Maria José Morgado considera que é preciso criminalizar as irregularidades urbanísticas e chama a atenção para o facto de isso nunca ter sido conseguido nas sucessivas reformas.
"Não temos uma previsão penal que criminalize as condutas censuráveis e as irregularidades que se praticam no urbanismo.
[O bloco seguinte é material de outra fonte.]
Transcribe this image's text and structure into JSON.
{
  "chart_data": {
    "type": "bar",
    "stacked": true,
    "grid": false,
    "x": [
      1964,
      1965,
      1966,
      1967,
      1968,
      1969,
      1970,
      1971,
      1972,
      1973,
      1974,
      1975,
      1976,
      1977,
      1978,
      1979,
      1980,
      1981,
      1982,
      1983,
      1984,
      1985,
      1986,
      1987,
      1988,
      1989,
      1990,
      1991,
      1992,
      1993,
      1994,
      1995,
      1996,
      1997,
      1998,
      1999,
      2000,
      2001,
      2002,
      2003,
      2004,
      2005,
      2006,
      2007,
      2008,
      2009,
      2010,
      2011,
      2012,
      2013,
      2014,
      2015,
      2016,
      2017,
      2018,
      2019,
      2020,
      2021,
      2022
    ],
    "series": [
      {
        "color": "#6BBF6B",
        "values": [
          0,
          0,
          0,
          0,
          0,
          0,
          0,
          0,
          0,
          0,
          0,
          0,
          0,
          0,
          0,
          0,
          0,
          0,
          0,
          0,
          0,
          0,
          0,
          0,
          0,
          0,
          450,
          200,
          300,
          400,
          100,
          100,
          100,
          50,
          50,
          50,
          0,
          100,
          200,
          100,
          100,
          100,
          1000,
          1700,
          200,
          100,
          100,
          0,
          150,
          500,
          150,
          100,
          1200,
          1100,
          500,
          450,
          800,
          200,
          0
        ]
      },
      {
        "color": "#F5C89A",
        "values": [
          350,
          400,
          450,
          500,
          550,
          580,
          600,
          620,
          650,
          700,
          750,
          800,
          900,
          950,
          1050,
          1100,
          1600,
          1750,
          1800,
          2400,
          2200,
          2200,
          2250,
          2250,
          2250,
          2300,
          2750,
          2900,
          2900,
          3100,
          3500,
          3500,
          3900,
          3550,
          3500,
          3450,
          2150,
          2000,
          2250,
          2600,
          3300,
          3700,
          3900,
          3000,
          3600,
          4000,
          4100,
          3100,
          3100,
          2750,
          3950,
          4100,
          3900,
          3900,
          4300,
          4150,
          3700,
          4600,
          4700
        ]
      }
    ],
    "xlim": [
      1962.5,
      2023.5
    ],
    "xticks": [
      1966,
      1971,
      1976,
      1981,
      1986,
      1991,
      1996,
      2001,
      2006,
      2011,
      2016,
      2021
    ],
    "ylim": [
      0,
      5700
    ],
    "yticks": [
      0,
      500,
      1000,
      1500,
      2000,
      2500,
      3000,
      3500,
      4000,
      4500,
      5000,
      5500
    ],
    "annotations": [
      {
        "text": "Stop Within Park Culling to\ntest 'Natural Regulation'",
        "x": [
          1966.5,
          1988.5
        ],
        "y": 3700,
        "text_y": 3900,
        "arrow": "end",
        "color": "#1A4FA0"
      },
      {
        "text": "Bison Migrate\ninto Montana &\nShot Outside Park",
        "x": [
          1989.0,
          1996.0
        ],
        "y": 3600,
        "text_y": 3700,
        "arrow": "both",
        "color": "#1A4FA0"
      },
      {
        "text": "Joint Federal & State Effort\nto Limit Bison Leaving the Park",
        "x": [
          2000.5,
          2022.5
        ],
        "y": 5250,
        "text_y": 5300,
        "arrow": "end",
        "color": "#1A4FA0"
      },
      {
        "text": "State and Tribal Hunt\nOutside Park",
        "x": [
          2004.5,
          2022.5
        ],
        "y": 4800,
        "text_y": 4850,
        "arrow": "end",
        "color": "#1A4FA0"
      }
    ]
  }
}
Essa omissão de incriminação, que se tem mantido ao longo de todas as reformas penais, tem originado fenómenos de impunidade total que têm aumentado a descrença na actividade da justiça", explicou.
Esta impunidade permite que quase tudo seja possível, alerta a procuradora.
"Por falta de especialização, por dificuldade em detectar os fenómenos ou por desconhecimento completo, estamos numa área que é uma espécie de buraco negro da democracia, em que tudo acontece e em que não há consequências", afirmou.
Um dos problemas é que o direito penal não consegue, nesta área, adquirir prova do que aconteceu, porque "há pactos de silêncio entre os interessados".
Outra das dificuldades na análise dos processos urbanísticos prende-se, na sua perspectiva, com o "emaranhado de legislação", que permite "que as operações mais obscuras sejam apresentadas sob um manto de legalidade".
Apesar do quadro legal ser rígido, "há sempre quem dê um jeito", ironizou a procuradora, sublinhando que esta prática tem graves custos para os portugueses.
"Isto transforma-se no maior imposto que os portugueses pagam, que é o imposto do suborno das corrupções indetectáveis", alerta.
Quanto a medidas concretas para alterar este problema, a plateia fez muitas perguntas, mas Maria José Morgado não conseguiu definir uma solução única.
A procuradora admitiu, no entanto, que as ferramentas dos magistrados "são do tempo da idade da pedra", falou em "insuficiências ao nível da prevenção da corrupção" e considerou que o Conselho de Prevenção Contra a Corrupção tem a "insuficiência" de ser "demasiado fechado".
Maria José Morgado apresentou o caso espanhol como um exemplo a seguir e lembrou que o país vizinho constituiu "uma task-force que fez o levantamento dos principais problemas do país e investigações poderosas que levaram à prisão de uma presidente de Câmara e de todo o seu staff".
Adoptar o modelo para Portugal "era possível", mas, segundo a procuradora, para tal seria preciso "dar meios ao Ministério Público"".